Diversifying energy storage for a sustainable future

In this insightful article, Eloisa de Castro, CEO of Enerpoly, delves into the critical role of diversifying battery chemistries in achieving sustainable energy storage solutions.

The potential is enormous — but supply chain vulnerabilities threaten this trajectory; an overreliance on any single battery chemistry will unnecessarily hamper the capacity to scale solutions. That is why implementing alternative battery chemistries like zinc-ion is essential for our future, allowing us to stabilise outputs, improve sustainability, and support further growth.

The rise of EVs has also enabled stationary batteries for electricity grids

The recent boom in the manufacturing of lithium-ion batteries for EVs has enabled a boom in batteries for the electricity system as well. Scaled manufacturing has led to manufacturing efficiency improvements that have reduced the cost of lithium-ion batteries immensely and positively affected energy storage adoption in stationary applications.

Lithium-ion batteries have dominated recent deployments in batteries for energy storage because of this decrease in cost, and they have excelled in short-duration applications such as frequency regulation. 

Industry analysts forecast increases in annual lithium-ion production within a decade, but the supply chains underpinning such scale-ups appear tenuous given extensive reliance on the concentration of reserves. According to a report commissioned by Eurometaux, Europe will require 21 times more lithium in 2050 compared with today in order to meet clean energy goals. Skyrocketing materials costs in recent years further highlight vulnerabilities to shortages. Still, alternatives to the ubiquitous lithium-ion battery remain conspicuously absent in many commercial applications today.

We have only scratched the surface of what stationary energy storage can do for the electricity system. Diversifying energy storage will benefit the electricity system and energy industry in general through greater flexibility, and greater diversification of batteries is needed to achieve 100% renewable energy. 

The next frontier of battery innovations for stationary energy storage

Employing different storage technologies offers a greater degree of grid flexibility and therefore resilience. Some technologies are better suited for rapid response and frequency regulation, while others excel in providing long-duration storage.

Now that lithium-ion technology has accelerated energy storage adoption, what is needed for further advancement are innovations in other technical areas affecting the deployability of energy storage. There is ample room for multiple chemistries as long as we prioritise sustainable sourcing and ethical transparency. 

Many high-potential innovations that can rapidly expand applications for energy storage will come from improvements in affordability through materials. Materials typically contribute to 60–70% of battery cost. We need battery innovation that involves using more abundant and inexpensive materials. It is also preferable that the materials we use have local and reliable supply chains. 

Innovations in safety are also a major opportunity for creating new applications for energy storage.
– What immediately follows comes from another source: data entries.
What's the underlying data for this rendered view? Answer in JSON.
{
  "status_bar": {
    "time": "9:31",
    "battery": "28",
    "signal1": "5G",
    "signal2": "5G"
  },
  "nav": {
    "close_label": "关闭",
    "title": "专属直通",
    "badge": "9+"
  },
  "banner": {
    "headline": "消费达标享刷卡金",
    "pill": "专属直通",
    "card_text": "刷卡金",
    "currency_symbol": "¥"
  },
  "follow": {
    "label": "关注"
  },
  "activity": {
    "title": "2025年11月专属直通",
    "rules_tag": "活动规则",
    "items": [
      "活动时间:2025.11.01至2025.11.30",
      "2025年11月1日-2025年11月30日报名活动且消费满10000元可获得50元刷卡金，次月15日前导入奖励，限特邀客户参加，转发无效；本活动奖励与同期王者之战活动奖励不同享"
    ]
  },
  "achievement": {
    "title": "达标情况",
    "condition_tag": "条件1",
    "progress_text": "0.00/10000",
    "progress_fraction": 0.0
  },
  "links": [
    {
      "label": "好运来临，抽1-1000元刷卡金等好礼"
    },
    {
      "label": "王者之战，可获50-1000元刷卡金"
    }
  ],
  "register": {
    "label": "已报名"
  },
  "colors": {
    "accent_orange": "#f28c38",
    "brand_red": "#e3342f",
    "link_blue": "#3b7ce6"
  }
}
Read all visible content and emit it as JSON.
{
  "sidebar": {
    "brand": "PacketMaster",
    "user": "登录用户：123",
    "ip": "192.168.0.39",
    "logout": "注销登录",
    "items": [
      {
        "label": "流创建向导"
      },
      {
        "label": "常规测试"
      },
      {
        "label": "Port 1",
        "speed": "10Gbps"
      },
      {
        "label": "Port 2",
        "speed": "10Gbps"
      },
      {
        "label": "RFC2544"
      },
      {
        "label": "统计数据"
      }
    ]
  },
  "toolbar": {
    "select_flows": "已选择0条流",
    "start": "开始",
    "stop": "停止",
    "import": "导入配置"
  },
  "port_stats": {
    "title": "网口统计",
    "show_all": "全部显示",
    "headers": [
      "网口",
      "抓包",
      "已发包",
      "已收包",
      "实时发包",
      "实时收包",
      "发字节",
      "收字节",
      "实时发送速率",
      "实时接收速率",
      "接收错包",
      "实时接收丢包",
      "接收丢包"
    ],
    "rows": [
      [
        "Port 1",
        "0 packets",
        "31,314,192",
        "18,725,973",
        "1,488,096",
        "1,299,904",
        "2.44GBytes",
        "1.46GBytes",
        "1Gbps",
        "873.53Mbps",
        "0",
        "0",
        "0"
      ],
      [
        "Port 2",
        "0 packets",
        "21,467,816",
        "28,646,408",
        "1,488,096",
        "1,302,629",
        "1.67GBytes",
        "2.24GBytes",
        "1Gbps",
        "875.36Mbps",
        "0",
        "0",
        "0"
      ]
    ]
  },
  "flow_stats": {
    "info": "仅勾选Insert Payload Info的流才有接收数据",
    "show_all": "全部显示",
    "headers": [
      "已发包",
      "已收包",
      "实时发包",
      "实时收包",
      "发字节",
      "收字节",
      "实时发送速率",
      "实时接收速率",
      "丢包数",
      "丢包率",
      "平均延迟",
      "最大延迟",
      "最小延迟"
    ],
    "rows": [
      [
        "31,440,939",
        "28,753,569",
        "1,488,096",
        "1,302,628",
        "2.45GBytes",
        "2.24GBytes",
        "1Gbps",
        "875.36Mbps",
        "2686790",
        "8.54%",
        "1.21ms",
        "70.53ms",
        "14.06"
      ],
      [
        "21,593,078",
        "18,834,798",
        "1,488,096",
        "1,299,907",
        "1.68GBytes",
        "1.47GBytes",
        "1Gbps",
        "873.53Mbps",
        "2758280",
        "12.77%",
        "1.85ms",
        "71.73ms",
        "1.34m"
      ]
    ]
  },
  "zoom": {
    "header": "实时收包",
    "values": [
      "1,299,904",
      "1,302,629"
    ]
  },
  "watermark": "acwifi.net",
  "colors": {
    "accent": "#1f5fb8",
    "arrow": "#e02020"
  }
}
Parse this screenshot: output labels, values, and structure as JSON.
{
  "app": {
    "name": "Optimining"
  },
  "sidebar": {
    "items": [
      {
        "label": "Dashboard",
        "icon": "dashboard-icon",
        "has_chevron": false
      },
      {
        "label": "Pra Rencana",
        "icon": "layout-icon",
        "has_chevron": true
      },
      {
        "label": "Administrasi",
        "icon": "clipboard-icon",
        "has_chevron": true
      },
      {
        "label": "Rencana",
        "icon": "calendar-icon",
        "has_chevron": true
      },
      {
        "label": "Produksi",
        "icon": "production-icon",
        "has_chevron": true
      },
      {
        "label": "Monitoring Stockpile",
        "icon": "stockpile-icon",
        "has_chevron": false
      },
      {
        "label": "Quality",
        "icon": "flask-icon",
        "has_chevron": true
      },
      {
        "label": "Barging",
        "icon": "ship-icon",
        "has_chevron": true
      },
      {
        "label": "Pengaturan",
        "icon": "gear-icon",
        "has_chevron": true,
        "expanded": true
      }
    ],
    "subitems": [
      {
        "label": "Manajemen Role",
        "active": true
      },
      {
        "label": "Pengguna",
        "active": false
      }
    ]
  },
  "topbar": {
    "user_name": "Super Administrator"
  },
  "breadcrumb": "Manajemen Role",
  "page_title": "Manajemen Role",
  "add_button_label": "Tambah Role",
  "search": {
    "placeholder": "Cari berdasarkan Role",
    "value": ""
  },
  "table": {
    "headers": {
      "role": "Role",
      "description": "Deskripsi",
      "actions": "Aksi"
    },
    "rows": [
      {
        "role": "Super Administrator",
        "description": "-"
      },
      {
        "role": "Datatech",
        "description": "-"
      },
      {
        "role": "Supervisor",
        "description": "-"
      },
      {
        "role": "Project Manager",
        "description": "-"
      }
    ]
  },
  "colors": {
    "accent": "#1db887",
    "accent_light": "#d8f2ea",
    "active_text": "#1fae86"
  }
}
Existing safety-critical applications such as aircraft, marine applications, critical infrastructure, and mining all benefit from batteries that cannot explode. 

Zinc-ion batteries are a frontier technology ready to address this challenge

Zinc-ion batteries are suitable for stationary applications, such as renewable energy generation, energy grid upgrade deferrals, and backup power, and its modular nature facilitates integration into existing systems and combining zinc-ion with various power sources in a managed energy system. Modular zinc-ion storage can readily scale up to match an installation's rising capacity needs and has the versatility to address a wide range of needs from single buildings to entire municipal networks. Moreover, zinc-ion batteries are made of abundant raw materials like zinc, which circumvents concentrated supply-chain issues that plague the current stationary battery industry. 

Zinc is produced in more than 60 countries, increasing the potential for localised sourcing. With the ability to provide locally sourced storage solutions, we also enable efficient decentralised systems that can reduce transmission losses and empower communities to have more control over their energy production and consumption.

Additionally, zinc-ion batteries are water-based, having no thermal runaway and no risk of explosion, thus mitigating the safety risk and allowing for expanded applications. Other than the applications where safety is paramount for technical reasons, safe batteries can also gain greater acceptance for energy storage in high-density urban environments and batteries for other public services.

The opportunity is too great to pass up.

The road ahead

Having a variety of energy storage technologies can create economic opportunities and a broader range of employment possibilities. This can lead to growth and stability in regions involved in the development, manufacturing, and maintenance of diverse energy storage systems. 

All innovators and stakeholders – automakers, tech giants, battery startups, raw material suppliers, and policymakers – must work towards the goal of exponentially scaling batteries in order to better mitigate the catastrophic effects of climate change. This entails harmonising policies, pooling R&D efforts, coordinating widespread standard testing, and responsible manufacturing principles.

Within this broader context, next-gen sustainable battery solutions like zinc-ion can augment the work started by lithium-ion, quicken the retirement of fossil fuels from our energy mix, and propel us into the era of electrification. Our climate future depends on ambitious storage goals underpinned by battery diversity. The stakes could not be higher, nor the market conditions more ripe for ushering a diversified set of chemistries onto the global clean energy stage.